Y ahora me entero de que en esas mismas habitaciones, en concreto en la 113, ha sido violada durante dos años, lunes, míercoles y viernes, una niña peruana de 14 años. El suplicio se prolongó durante dos años, de 2005 hasta 2007, y por 100 euros un puñado de miserables se acostaba con la menor que era sistemáticamente recogida de un instituto de Torrejón bajo amenazas y llevada a esas habitaciones donde era violada y grabada. Me sobresalta saber que uno de ellos era el dueño del hostal, persona con la que me crucé tantas veces. Pienso en la dueña y esposa, en el hijo que durmió en mi cama...

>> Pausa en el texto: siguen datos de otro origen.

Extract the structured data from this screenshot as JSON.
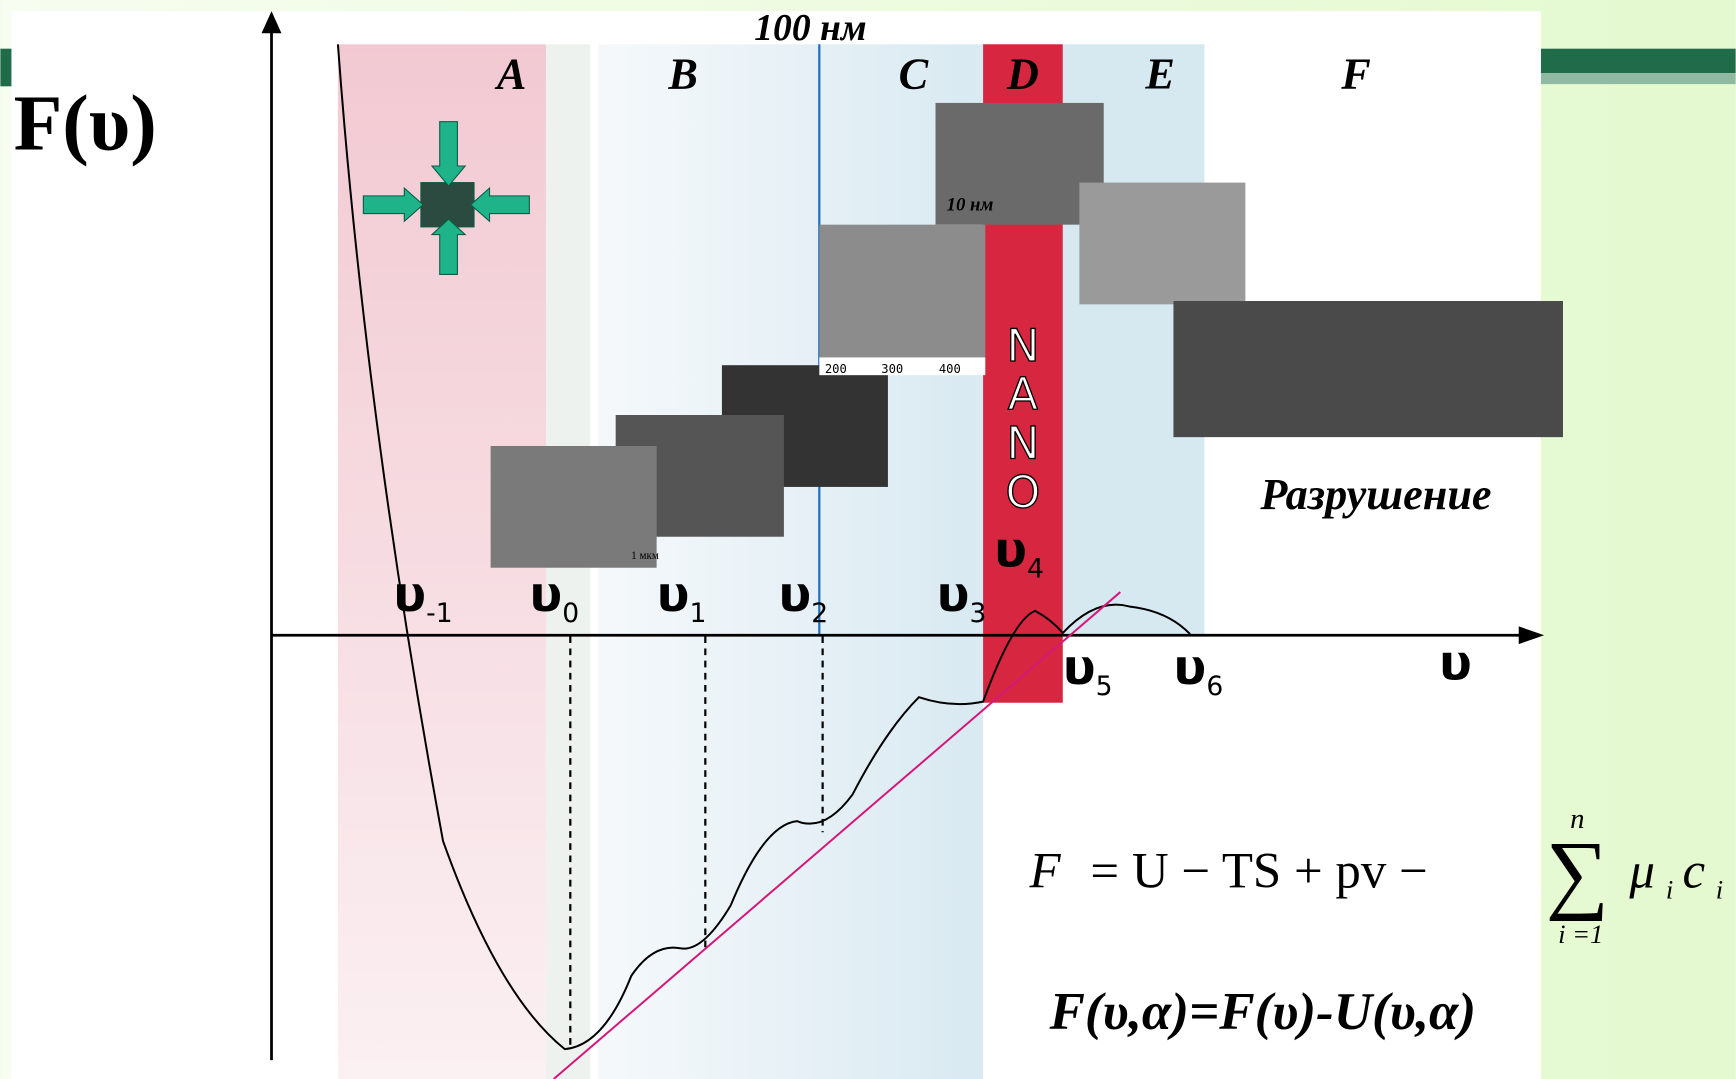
{
  "slide": {
    "y_axis_label": "F(υ)",
    "x_axis_label": "υ",
    "scale_label": "100 нм",
    "regions": [
      "A",
      "B",
      "C",
      "D",
      "E",
      "F"
    ],
    "nano_label": "NANO",
    "fracture_label": "Разрушение",
    "points": [
      {
        "symbol": "υ",
        "index": "-1"
      },
      {
        "symbol": "υ",
        "index": "0"
      },
      {
        "symbol": "υ",
        "index": "1"
      },
      {
        "symbol": "υ",
        "index": "2"
      },
      {
        "symbol": "υ",
        "index": "3"
      },
      {
        "symbol": "υ",
        "index": "4"
      },
      {
        "symbol": "υ",
        "index": "5"
      },
      {
        "symbol": "υ",
        "index": "6"
      }
    ],
    "photo_labels": {
      "scale_10nm": "10 нм",
      "scale_1um": "1 мкм",
      "afm_ticks": [
        "200",
        "300",
        "400"
      ]
    },
    "formula_1": {
      "lhs": "F",
      "rhs": "= U − TS + pv −",
      "sum_symbol": "∑",
      "sum_upper": "n",
      "sum_lower": "i =1",
      "term": "μ",
      "term_sub": "i",
      "term2": "c",
      "term2_sub": "i"
    },
    "formula_2": "F(υ,α)=F(υ)-U(υ,α)"
  }
}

¡Qué terribles secretos guardan esas paredes entre las que viví! Trozos de historias terribles, soledades, miserias, ilusiones, decepciones, violencia... ¿Acaso alguna vez ternura?
He pasado por allí este último año. Quise curiosear y me acerqué a la puerta. El Hostal estaba cerrado. Entre sus paredes sólo habitan los fantasmas del horror.